Il a semblé également intéressant de donner un relevé des passages des Essais les plus fréquemment cités, avec indication de l’endroit du texte où ils se trouvent ; pouvant ainsi les replacer dans le cadre d’où ils ont été tirés, on sera à même, le cas échéant, de leur restituer leur véritable sens dont, assez souvent, ils sont détournés.

En outre des mots et locutions hors d’usage dont nous avons déjà parlé, des faits historiques peu connus, des allusions à des événements de l’époque, des indications à préciser, des erreurs même se rencontrent fréquemment dans Montaigne. Les notes qui accompagnent cette édition sont de toutes sortes ; elles ont pour objet d’élucider ces divei"s points, et aussi de renseigner succinctement sur les principaux personnages mis en cause, signaler certains emprunts faits à notre auteur, ainsi que quelques-unes des appréciations émises par ses commentateurs, les sources où lui-même a puisé, enfin de consigner des rapprochements que la lecture de l’ouvrage fait naître spontanément.

C’est cet ensemble qui, donnant possibilité à chacun de lire les Essais avec intérêt et de les méditer à sa convenance, suivant l’instruction qu’il possède et le temps dont il dispose, fait que la présente édition justifie d’être à la portée de tous.
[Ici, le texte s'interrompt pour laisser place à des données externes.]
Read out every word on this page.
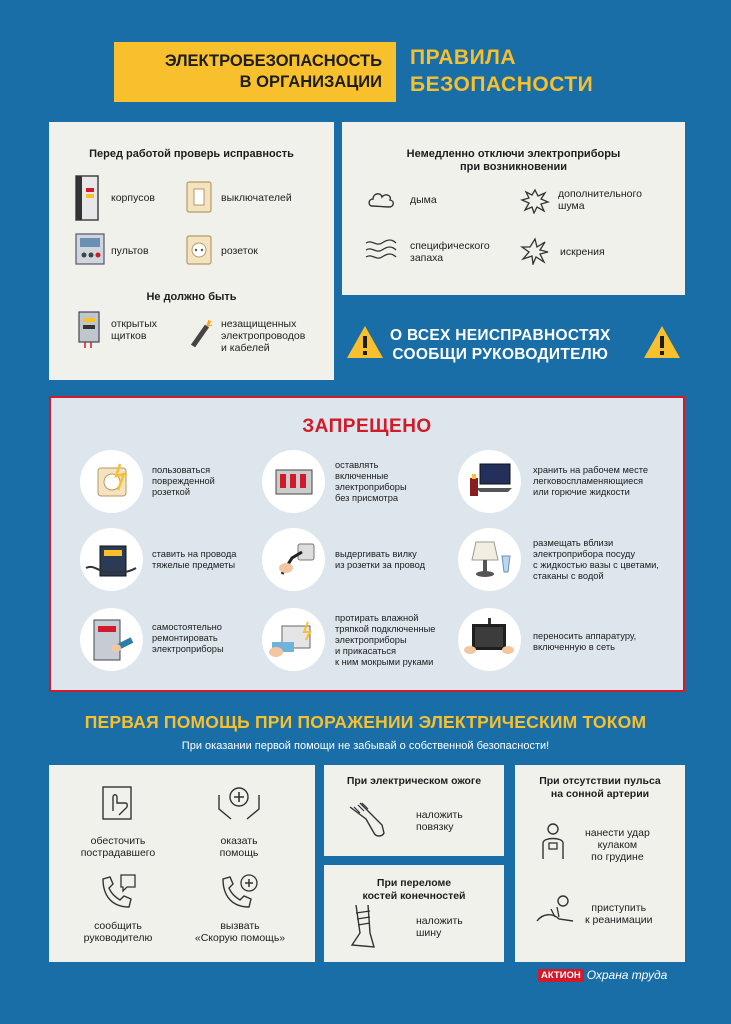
ЭЛЕКТРОБЕЗОПАСНОСТЬ
В ОРГАНИЗАЦИИ
ПРАВИЛА
БЕЗОПАСНОСТИ
Перед работой проверь исправность
корпусов	выключателей
пультов	розеток
Не должно быть
открытых
щитков
незащищенных
электропроводов
и кабелей
Немедленно отключи электроприборы
при возникновении
дыма	дополнительного
шума
специфического
запаха	искрения
О ВСЕХ НЕИСПРАВНОСТЯХ
СООБЩИ РУКОВОДИТЕЛЮ
ЗАПРЕЩЕНО
пользоваться
поврежденной
розеткой
оставлять
включенные
электроприборы
без присмотра
хранить на рабочем месте
легковоспламеняющиеся
или горючие жидкости
ставить на провода
тяжелые предметы
выдергивать вилку
из розетки за провод
размещать вблизи
электроприбора посуду
с жидкостью вазы с цветами,
стаканы с водой
самостоятельно
ремонтировать
электроприборы
протирать влажной
тряпкой подключенные
электроприборы
и прикасаться
к ним мокрыми руками
переносить аппаратуру,
включенную в сеть
ПЕРВАЯ ПОМОЩЬ ПРИ ПОРАЖЕНИИ ЭЛЕКТРИЧЕСКИМ ТОКОМ
При оказании первой помощи не забывай о собственной безопасности!
обесточить
пострадавшего
оказать
помощь
сообщить
руководителю
вызвать
«Скорую помощь»
При электрическом ожоге
наложить
повязку
При переломе
костей конечностей
наложить
шину
При отсутствии пульса
на сонной артерии
нанести удар
кулаком
по грудине
приступить
к реанимации
АКТИОН Охрана труда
De ces diverses parties, seule la traduction en langage de nos jours qui, à la vérité, en dehors du texte original, en constitue le gros œuvre, est uniquement de nous ; et encore y avons-nous inséré, à peu près telles quelles, les traductions des citations latines, grecques, etc., auxquelles ont successivement collaboré tous les éditeurs de Montaigne, depuis Mademoiselle de Gournay à laquelle en est due la presque totalité.

Les sommaires ont été relevés dans Amaury Duval ; généralement, on s’est borné à les transcrire sans y rien changer, parfois cependant ils ont été complétés : dans les derniers chapitres notamment, modifications et additions sont assez fréquentes.

Les notes, toujours trop nombreuses pour les érudits, jamais assez pour les autres, ont, en raison de leur multiplicité et pour conserver au texte sa physionomie, été groupées dans un volume séparé. Pour la plupart d’entre elles, tous ceux qui jusqu’ici se sont particulièrement occupés de Montaigne, les Coste, Naigeon, Jamet, Leclerc, G. Guizot, Payen, Margerie, Bonnefon et autres, ainsi que les auteurs dont il s’est principalement inspire : Hérodote, Cicéron, Sénèque, Pline, Tite-Live, Plutarque, Diogène Laerce, etc., ont été largement mis à contribution ; du reste la part contributive de chacun est mentionnée partout où elle s’est exercée.

Le lexique comprend tous les noms propres qui se rencontrent dans le texte.

L’index analytique des principales matières a été établi en s’aidant des éditions antérieures comme, du reste, toutes en ont agi avec celles qui les ont précédées.

Notes et lexique ont reçu une très notable extension, en vue de faire que l’ouvrage se suffise à lui-même.

Pour donner satisfaction à certains, il a été joint un glossaire que d’autres considèrent presque comme une superfétation, la traduction et les notes permettant en effet, la plupart du temps, de s’en passer.

Ce faisant, nous croyons avoir, avec l’aide de nos devanciers, ajouté à leur œuvre, sans nous dissimuler que les Essais se prêtent à tant de dissertations et de commentaires, que beaucoup demeure qui pourrait être fait ; touchant même ce qui est, peut-être devrions-nous, avant de le livrer à la publicité, maintes fois encore « sur le métier remettre notre ouvrage », mais l’âge nous gagne.

Gal M.
Montgeron, août 1906.

  1. Ce volume, indépendant des autres, est susceptible par sa contexture d’être aisément utilisé avec n’importe quelle édition des Essais ancienne ou moderne, moyennant un simple tableau de concordance de pagination facile à établir soi-même.